This is a very interesting work providing rare chemical data on extinct organisms. To my knowledge it is the first report on the pigments of dinosaur eggs. However, it should be mentioned that biliverdin and protoporphyrin have previously been detected in subfossil eggshells from extinct birds and I suggest to cite the following paper:
Igic, B., Greenwood, D., Palmer, D., Cassey, P., Gill, B., Grim, T., Brennan, P.R., Bassett, S., Battley, P., Hauber, M., 2010. Detecting pigments from colourful eggshells of extinct birds.
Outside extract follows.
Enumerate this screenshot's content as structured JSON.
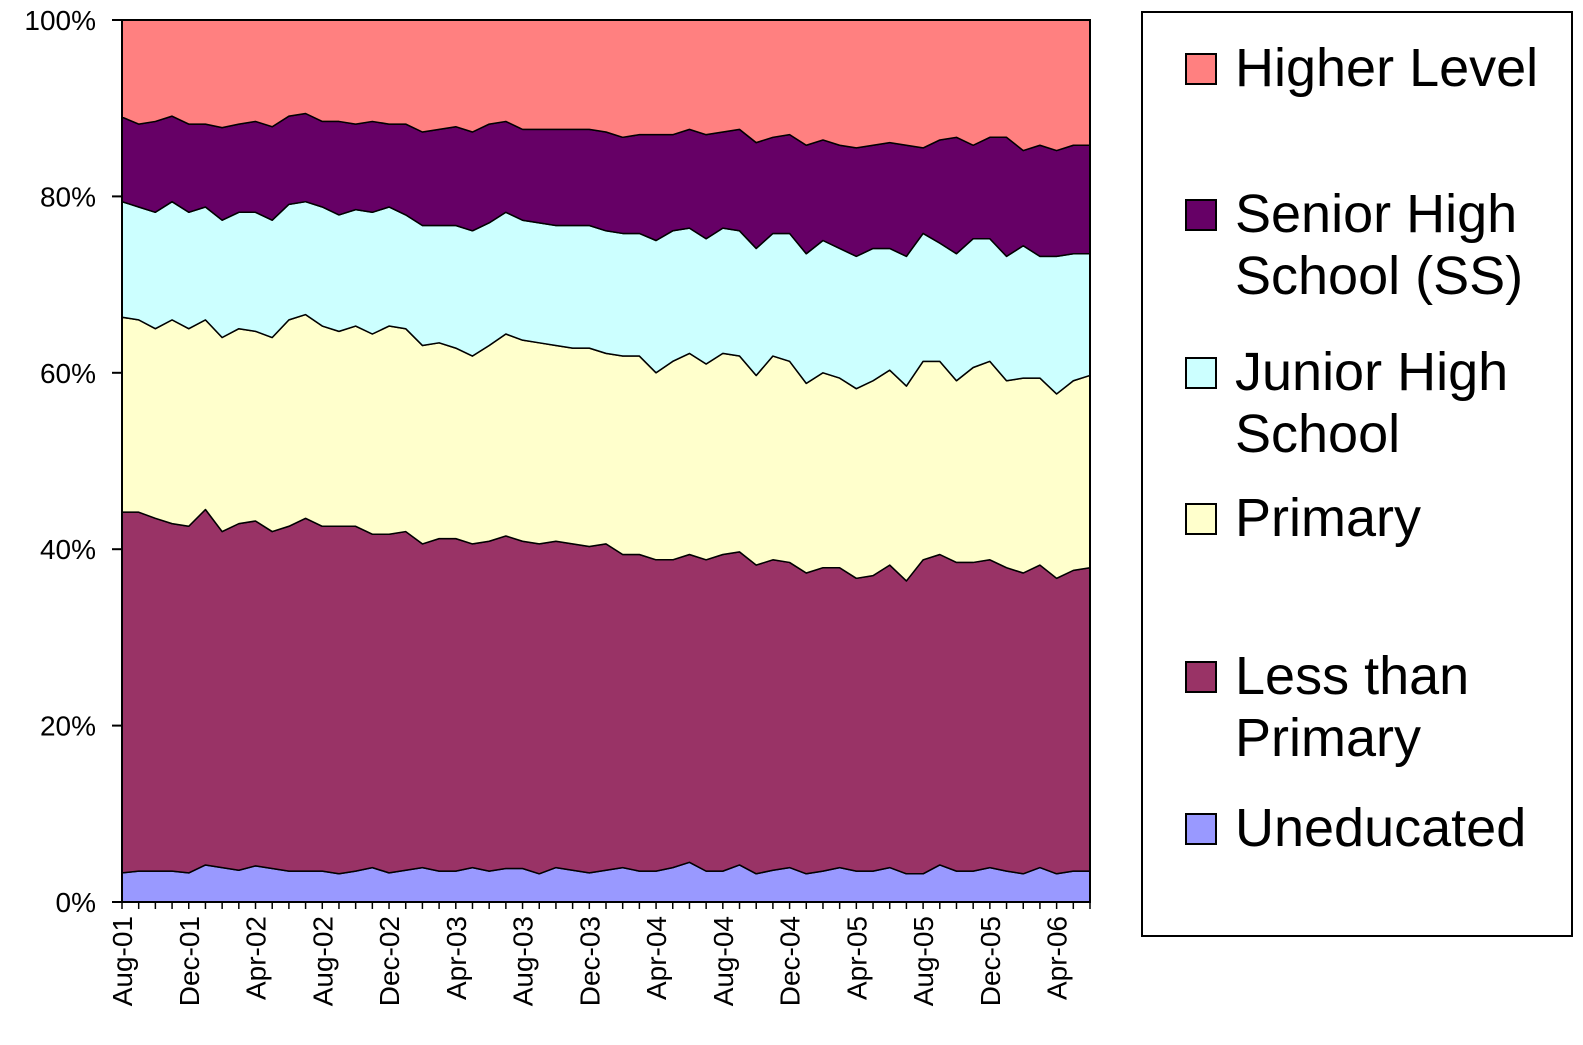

Chemoecology 20, 43-48.
It is interesting that the fossil pigments are preserved in a carbonate biomineral matrix that protected these compounds from degradation over millions of years. Similar observations have been made in the case of fossil pigments from crinoids and putative red algae:
Wolkenstein, K., 2015. Persistent and widespread occurrence of bioactive quinone pigments during post-Paleozoic crinoid diversification. Proc. Natl. Acad. Sci. USA 112, 2794-2799.
Wolkenstein, K., Gross, J.H., Falk, H., 2010. Boron-containing organic pigments from a Jurassic red alga. Proc. Natl. Acad. Sci. USA 107, 19374-19378.
I’m looking forward to seeing the final article.